Nous avons parfois tendance à l’oublier, mais Bill Ryder-Jones est avant tout un guitariste. Alors que ses deux premiers albums solos avaient vu le co-fondateur de The Coral s’éloigner plus ou moins nettement de son instrument de prédilection, ce « West Kirby County Primary » affirme sa volonté de remettre la guitare au centre des débats. C’est d’ailleurs ce qui retient l’attention lors des premières écoutes : le jeune trentenaire semble avoir voulu faire parler la poudre, sacrifiant l’écriture sensible de son remarquable « A Bad Wind Blows in my Heart » (2013) sur l’autel du désir d’électricité.

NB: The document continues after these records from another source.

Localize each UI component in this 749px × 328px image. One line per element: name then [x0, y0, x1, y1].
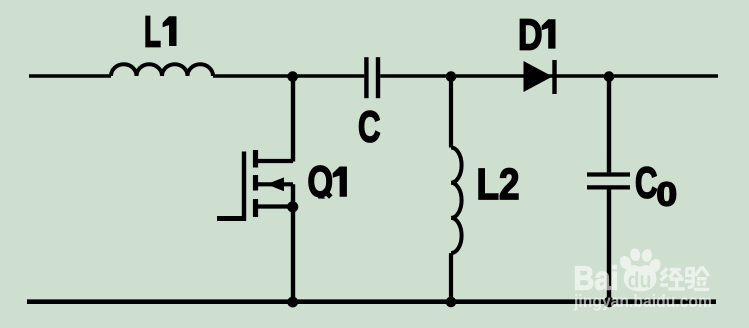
- svg-text:C: C: [358, 103, 381, 151]
- svg-text:0: 0: [657, 176, 678, 213]
- svg-text:L2: L2: [477, 161, 520, 209]
- svg-text:C: C: [635, 159, 658, 207]
- svg-text:jingyan.baidu.com: jingyan.baidu.com: [573, 291, 712, 311]
- svg-text:du: du: [628, 267, 652, 292]
- svg-text:L: L: [144, 9, 161, 57]
- svg-text:D: D: [518, 11, 543, 59]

L’impression est trompeuse, le premier single « Two to Birkenhead », avec ses allures de décalque malhabile de Pavement, n’étant finalement pas très représentatif de la tonalité générale de ce disque. En effet, si le multi-instrumentiste anglais cherche bien par moments à muscler son jeu (« Let’s Get Away From Here »), et si l’influence de l’indie-rock américain des 90’s est manifeste, son troisième effort est avant tout une œuvre de caractère intime, écrite et en partie enregistrée dans sa chambre d’enfant, chez sa mère à West Kirby près de Liverpool. Forcément introspectives et recouvertes du voile de la nostalgie, ces nouvelles chansons s’offrent moins facilement, mais finissent par se révéler au moins aussi captivantes que ses tentatives passées (« Daniel », « Wild Roses »). Situé en avant-dernière position, le puissant « Satellites » est un pic émotionnel, toute la mélancolie et la tension sous-jacente du disque affleurant alors par la grâce d’une éruption finale aux vertus rédemptrices.
Déjà salué pour son rôle de producteur sur le premier album de l’une des révélations de l’année (Hooton Tennis Club), Bill Ryder-Jones s’installe pour de bon parmi les songwriters anglais les plus doués de sa génération.